Staatsanwaltschaft Winterthur/Unterland, vertreten durch Leitenden Staatsanwalt lic. iur. R. Michel, Anklägerin und Berufungsbeklagte

betreffend qualifizierte grobe Verletzung der Verkehrsregeln

Berufung gegen ein Urteil des Bezirksgerichts Winterthur, Einzelgericht, vom 26. Oktober 2021 (GG210063)

Anklage:

Die Anklageschrift der Staatsanwaltschaft Winterthur/Unterland vom 12. Juli 2021 (Urk. 9) ist diesem Urteil beigeheftet.

Urteil der Vorinstanz: (Urk. 30 S. 14 ff.)

"Es wird erkannt:

1. Der Beschuldigte ist schuldig der qualifizierten groben Verletzung der Verkehrsregeln im Sinne von Art. 90 Abs. 3 SVG in Verbindung mit Art. 90 Abs. 4 lit. c SVG, Art. 27 Abs. 1 SVG sowie Art. 4a Abs. 1 lit. b VRV.
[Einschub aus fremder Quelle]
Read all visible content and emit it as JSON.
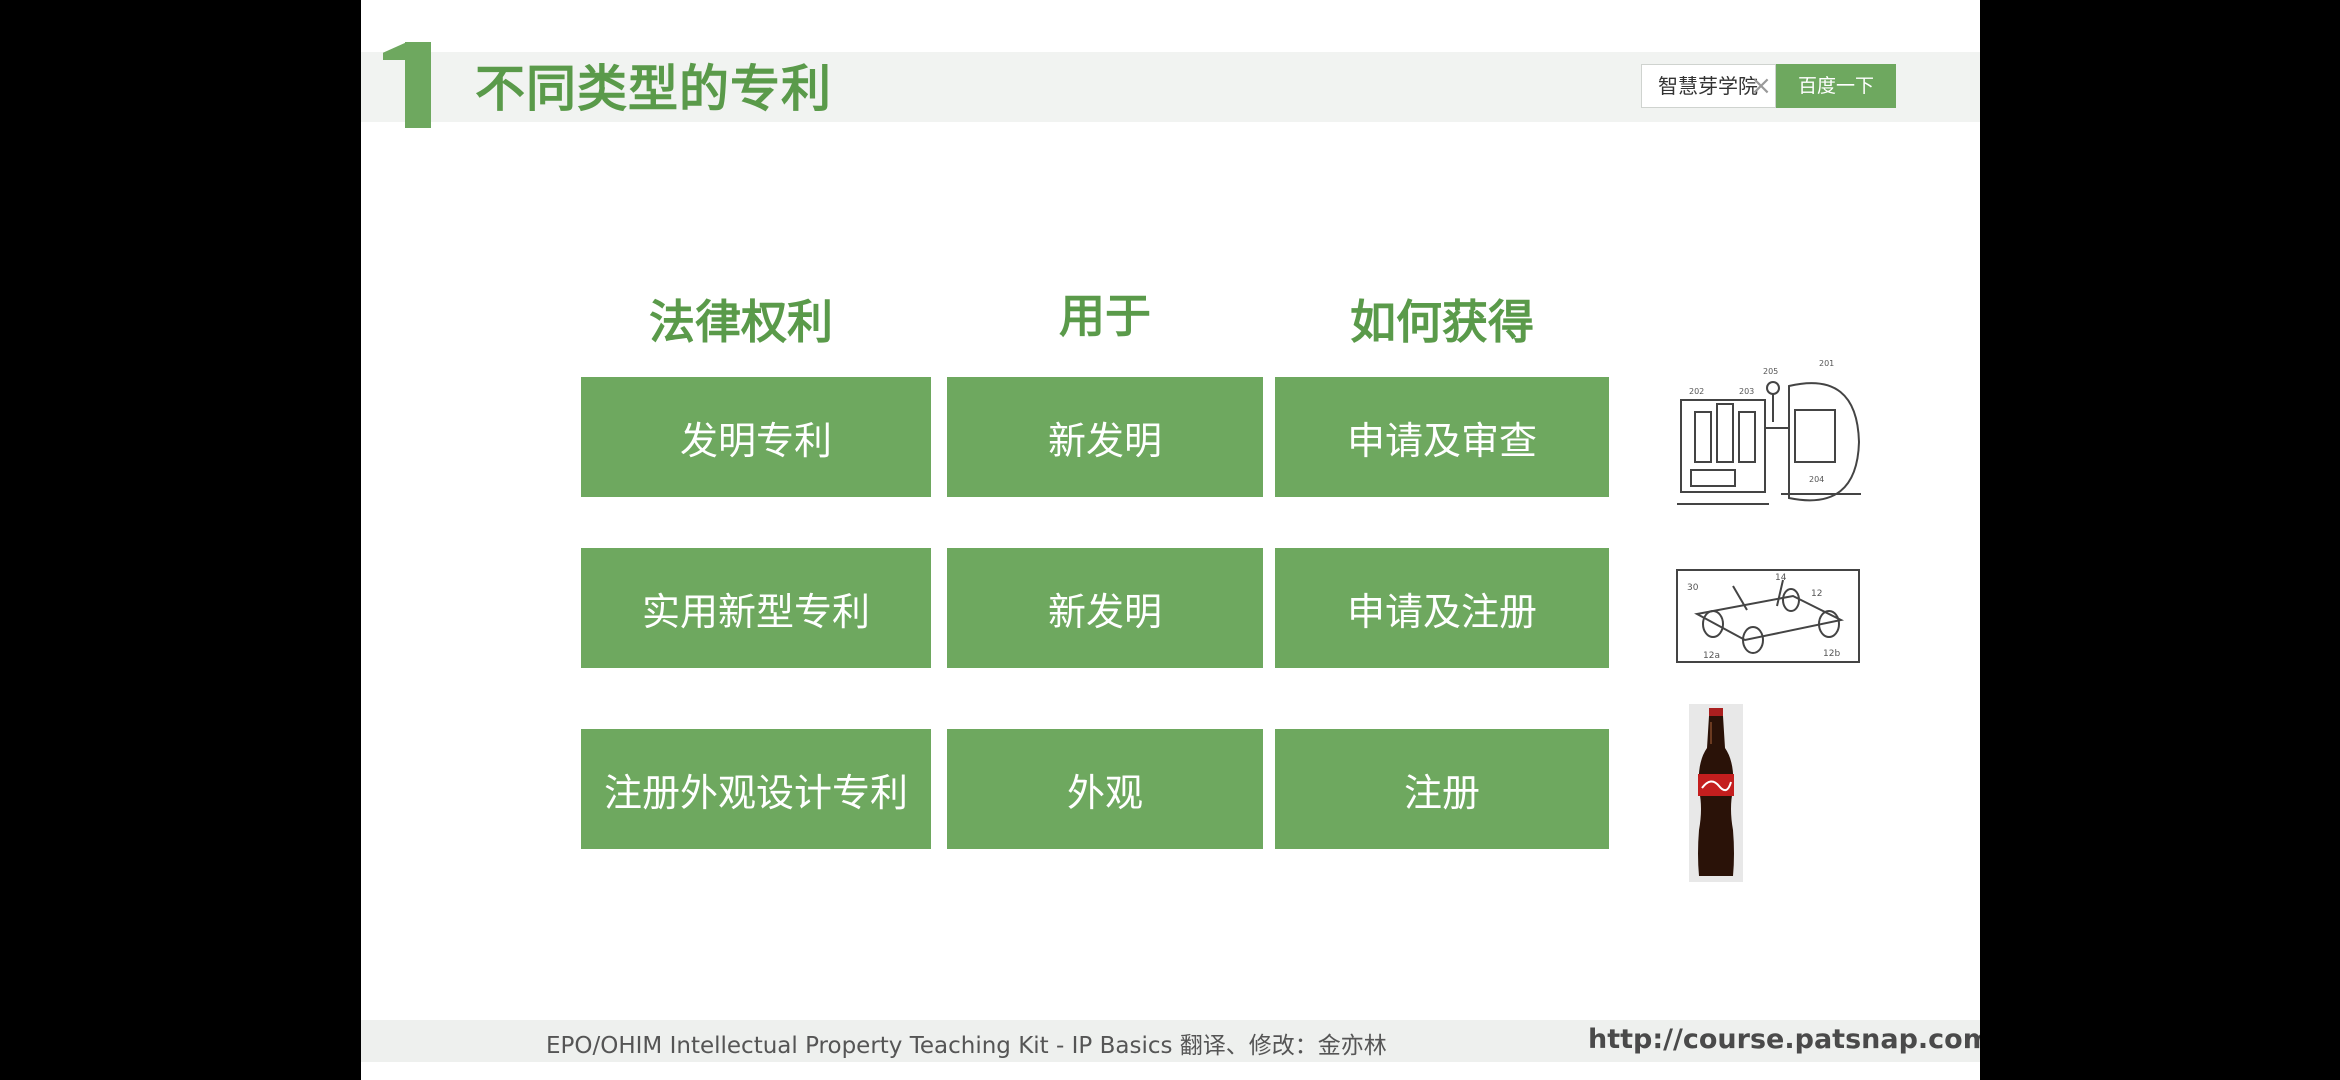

2. Der Beschuldigte wird bestraft mit einer Freiheitsstrafe von 12 Monaten.

3. Der Vollzug der Freiheitsstrafe wird aufgeschoben und die Probezeit auf 2 Jahre festgesetzt.

4. Die Gerichtsgebühr wird festgesetzt auf:

Fr. 1'200.00; die weiteren Kosten betragen: Fr. 1'100.00 Gebühr Vorverfahren

Fr. 5'681.30 Honorar amtliche Verteidigung (inkl. Barauslagen und MwSt.)

Fr. 7'981.30 Total Allfällige weitere Auslagen bleiben vorbehalten.

Wird auf eine schriftliche Begründung des Urteils verzichtet, so reduziert sich die Gerichtsgebühr um einen Drittel.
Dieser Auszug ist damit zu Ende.